Arquiteta do Oriente Médio
Os anos seguintes foram intensos para Gertrude. Com a Primeira Guerra em curso e a Revolta Árabe tomando forma, ela é a arquiteta inglesa no Oriente Médio. E faz jus ao cargo, propondo a criação do estado iraquiano. Mas o projeto foi rejeitado. Na época, pensava-se na Grande Síria, sob o comando do rei Faisal. Somente alguns anos depois, em 1921, é que a proposta foi aceita e Gertrude nomeada secretária Oriental no país recém-criado. Nascem também as fronteiras da Síria e a chamada Transjordânia (hoje Jordânia e Cisjordânia). É o fim do domínio turco otomano e do perigo alemão.

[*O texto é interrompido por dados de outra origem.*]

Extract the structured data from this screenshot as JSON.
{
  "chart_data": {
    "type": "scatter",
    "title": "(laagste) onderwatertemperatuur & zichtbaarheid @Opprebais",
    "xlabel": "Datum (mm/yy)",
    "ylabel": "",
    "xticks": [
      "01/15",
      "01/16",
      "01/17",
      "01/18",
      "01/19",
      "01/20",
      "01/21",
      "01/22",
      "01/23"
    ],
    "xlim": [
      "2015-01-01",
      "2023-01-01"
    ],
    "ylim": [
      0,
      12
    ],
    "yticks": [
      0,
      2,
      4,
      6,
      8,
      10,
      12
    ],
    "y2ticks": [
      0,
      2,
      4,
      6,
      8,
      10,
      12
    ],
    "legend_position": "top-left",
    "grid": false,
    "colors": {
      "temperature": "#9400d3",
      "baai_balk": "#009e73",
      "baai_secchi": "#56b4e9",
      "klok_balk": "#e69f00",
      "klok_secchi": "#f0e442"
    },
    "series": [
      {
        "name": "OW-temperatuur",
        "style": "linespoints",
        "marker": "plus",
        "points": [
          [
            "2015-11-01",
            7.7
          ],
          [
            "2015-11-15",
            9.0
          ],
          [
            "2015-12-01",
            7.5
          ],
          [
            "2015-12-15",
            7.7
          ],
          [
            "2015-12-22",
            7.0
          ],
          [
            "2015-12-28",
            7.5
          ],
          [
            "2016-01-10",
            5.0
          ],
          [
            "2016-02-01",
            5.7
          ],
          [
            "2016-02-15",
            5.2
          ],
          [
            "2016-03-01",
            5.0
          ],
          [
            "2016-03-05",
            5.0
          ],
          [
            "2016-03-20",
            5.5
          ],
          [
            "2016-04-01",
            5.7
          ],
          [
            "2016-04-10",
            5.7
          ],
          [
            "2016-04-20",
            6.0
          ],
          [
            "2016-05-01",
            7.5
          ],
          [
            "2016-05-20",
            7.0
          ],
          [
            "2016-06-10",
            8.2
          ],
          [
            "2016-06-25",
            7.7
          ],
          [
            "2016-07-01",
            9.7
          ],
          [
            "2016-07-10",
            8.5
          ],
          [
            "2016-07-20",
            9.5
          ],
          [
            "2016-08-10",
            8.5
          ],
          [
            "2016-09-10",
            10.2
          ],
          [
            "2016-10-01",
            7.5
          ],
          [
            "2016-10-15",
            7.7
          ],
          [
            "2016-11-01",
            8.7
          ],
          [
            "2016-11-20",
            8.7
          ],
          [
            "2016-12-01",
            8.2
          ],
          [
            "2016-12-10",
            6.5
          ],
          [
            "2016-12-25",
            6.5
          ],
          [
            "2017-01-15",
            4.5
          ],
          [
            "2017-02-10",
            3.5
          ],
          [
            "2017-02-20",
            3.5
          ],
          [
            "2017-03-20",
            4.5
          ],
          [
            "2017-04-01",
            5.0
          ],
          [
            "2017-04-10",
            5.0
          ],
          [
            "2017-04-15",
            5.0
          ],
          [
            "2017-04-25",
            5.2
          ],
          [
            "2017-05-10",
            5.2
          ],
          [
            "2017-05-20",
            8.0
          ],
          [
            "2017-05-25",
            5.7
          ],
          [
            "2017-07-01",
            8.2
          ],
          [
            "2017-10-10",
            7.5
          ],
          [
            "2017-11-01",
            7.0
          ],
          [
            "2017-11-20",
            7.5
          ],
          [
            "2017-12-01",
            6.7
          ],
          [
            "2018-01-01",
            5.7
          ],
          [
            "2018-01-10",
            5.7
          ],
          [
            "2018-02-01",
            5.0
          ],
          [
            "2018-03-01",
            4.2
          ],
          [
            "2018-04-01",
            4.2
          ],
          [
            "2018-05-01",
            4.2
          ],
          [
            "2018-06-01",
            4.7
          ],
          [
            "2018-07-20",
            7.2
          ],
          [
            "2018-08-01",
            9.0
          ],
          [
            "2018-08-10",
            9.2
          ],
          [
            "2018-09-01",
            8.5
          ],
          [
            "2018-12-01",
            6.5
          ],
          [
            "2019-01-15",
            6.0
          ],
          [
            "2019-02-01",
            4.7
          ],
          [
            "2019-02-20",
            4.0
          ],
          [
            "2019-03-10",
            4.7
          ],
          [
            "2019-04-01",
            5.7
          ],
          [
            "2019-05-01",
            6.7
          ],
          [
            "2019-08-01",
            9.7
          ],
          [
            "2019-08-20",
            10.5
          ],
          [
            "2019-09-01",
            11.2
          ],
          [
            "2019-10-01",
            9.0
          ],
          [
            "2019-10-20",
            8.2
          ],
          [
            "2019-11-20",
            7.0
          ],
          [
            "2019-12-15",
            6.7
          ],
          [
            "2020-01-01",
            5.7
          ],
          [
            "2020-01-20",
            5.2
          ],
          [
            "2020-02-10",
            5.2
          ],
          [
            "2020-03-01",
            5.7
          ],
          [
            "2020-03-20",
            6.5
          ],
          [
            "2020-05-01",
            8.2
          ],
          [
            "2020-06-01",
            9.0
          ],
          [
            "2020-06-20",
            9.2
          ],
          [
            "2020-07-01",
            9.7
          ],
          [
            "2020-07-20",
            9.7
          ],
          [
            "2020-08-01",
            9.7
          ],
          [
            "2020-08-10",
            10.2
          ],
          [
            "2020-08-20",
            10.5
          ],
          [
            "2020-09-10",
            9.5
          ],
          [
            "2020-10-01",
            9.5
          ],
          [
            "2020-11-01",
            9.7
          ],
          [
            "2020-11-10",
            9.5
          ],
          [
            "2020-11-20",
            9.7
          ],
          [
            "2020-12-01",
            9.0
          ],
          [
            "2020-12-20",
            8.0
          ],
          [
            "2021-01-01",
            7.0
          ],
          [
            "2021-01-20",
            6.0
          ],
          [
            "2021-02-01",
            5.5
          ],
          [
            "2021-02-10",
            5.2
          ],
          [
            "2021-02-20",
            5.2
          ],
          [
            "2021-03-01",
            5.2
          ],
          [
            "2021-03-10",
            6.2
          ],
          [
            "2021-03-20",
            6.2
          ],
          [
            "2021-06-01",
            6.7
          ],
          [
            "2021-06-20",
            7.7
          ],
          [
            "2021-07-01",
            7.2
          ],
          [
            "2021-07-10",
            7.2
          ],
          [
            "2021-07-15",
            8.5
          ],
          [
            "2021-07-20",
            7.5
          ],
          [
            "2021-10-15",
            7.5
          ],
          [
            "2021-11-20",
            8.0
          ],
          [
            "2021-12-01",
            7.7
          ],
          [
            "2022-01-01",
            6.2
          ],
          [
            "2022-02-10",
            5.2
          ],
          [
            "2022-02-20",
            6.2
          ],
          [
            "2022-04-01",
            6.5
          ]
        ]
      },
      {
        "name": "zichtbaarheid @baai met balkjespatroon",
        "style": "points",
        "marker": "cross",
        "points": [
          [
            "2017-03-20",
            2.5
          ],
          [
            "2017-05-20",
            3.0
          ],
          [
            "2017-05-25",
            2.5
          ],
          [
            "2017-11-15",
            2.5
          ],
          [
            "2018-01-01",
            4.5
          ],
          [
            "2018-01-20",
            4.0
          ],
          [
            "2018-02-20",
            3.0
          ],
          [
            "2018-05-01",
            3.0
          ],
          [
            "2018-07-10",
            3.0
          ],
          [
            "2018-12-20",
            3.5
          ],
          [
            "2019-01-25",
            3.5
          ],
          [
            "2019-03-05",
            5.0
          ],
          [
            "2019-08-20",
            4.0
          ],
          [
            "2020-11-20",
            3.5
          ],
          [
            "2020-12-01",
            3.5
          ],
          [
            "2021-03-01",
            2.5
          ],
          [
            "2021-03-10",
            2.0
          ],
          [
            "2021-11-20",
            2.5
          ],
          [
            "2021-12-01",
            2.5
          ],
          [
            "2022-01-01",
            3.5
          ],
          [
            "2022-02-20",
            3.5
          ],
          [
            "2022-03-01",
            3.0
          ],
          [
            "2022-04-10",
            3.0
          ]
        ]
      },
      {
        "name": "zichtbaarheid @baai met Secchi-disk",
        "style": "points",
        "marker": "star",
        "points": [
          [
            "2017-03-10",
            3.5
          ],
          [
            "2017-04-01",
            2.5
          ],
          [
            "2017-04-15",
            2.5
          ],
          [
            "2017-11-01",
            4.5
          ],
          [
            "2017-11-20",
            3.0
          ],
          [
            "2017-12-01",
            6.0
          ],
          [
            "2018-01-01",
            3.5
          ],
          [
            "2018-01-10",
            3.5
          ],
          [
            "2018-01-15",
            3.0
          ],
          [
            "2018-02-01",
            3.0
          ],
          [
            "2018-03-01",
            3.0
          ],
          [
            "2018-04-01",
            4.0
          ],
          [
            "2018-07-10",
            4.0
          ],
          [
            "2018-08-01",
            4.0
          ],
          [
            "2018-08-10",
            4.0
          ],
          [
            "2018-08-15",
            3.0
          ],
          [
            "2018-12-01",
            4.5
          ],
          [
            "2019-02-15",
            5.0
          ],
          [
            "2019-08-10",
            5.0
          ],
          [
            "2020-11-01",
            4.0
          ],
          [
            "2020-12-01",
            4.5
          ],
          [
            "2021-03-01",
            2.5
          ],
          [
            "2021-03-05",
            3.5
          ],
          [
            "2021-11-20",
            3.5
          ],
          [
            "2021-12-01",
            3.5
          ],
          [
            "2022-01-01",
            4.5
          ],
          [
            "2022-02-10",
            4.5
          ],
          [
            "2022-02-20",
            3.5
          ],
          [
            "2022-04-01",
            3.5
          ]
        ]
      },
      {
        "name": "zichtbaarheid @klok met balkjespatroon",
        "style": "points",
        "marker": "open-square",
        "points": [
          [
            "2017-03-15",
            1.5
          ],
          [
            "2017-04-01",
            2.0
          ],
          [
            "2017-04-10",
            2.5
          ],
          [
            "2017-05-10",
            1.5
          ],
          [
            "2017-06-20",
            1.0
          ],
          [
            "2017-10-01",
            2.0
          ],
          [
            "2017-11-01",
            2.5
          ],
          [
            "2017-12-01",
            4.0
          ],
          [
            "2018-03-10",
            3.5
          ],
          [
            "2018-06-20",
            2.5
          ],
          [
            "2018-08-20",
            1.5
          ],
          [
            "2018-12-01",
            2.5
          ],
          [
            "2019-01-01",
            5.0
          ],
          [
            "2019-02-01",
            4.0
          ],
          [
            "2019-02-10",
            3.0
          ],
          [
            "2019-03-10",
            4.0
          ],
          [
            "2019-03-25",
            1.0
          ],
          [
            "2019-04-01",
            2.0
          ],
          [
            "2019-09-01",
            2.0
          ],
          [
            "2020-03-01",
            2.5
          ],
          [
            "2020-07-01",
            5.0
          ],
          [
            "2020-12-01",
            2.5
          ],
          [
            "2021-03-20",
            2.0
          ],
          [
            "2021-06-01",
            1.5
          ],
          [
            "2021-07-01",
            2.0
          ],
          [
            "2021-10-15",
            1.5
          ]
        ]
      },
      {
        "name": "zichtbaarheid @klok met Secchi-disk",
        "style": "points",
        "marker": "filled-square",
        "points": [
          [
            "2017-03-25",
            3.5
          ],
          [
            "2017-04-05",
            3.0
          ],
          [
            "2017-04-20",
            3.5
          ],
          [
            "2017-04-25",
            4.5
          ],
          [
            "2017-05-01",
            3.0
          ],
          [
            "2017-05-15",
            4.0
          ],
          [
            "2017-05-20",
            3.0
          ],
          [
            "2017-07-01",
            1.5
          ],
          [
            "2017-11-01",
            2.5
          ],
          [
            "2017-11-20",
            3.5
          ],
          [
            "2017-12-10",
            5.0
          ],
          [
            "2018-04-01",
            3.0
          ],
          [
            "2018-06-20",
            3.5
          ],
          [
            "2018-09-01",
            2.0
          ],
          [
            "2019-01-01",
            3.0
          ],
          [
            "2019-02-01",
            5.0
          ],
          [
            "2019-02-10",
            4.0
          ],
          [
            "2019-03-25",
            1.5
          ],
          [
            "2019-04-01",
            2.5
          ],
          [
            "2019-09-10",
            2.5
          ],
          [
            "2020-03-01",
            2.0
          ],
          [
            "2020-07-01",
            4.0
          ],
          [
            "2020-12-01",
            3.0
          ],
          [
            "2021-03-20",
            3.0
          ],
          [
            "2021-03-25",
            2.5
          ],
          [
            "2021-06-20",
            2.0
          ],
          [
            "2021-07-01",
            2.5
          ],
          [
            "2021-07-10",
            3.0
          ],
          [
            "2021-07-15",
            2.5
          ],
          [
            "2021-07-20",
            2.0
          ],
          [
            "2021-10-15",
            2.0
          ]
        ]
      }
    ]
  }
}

A tarefa de Gertrude com a Inglaterra parecia ter chegado ao fim e a inglesa então decidiu ficar em Bagdá para ajudar a construir o país, influenciando diretamente o rei Faisal a criar uma monarquia constitucional, o que levou o Iraque a ser a primeira nação árabe na Liga das Nações, em 1932. Com o respeito do monarca, a inglesa criou o Museu de Bagdá e se dedicou à arqueologia. Mas os tempos de paz pareciam nunca chegar e os últimos anos de Gertrude em terras árabes foram, segundo sua biógrafa, infelizes. A heroína se isolou.
Pátria árabe
Por conta de seu amor ao mundo árabe e a sua incansável luta pela paz na região, acabou rompendo com o governo inglês quando o Iraque clamou por sua independência (que acabou conquistando em 1932) e a Inglaterra ameaçou com outra guerra. “Gertrude sonhava e pregava a paz, o diálogo, acreditava que, com armas, não se poderia impor a liberdade”, diz Francesca Bianco. O mesmo sonho da segunda personagem da peça, também interpretada por Francesca, mas uma marine norte-americana em plena guerra do Iraque, em 2003.
Em 1926, às vésperas de completar 58 anos, em Bagdá, com uma dose extra de soníferos, Gertrude Bell, a fundadora do Iraque, faleceu. Deixou toda a sua herança – cerca de 50 mil libras esterlinas, um grande valor na época – para o museu que criou no país árabe. Foi enterrada no cemitério inglês em Bagdá. "Em 2003, seu museu e o cemitério onde foi enterrada desapareciam da história, queimados pelos bombardeios dos americanos, com o apoio dos ingleses", conta Francesca.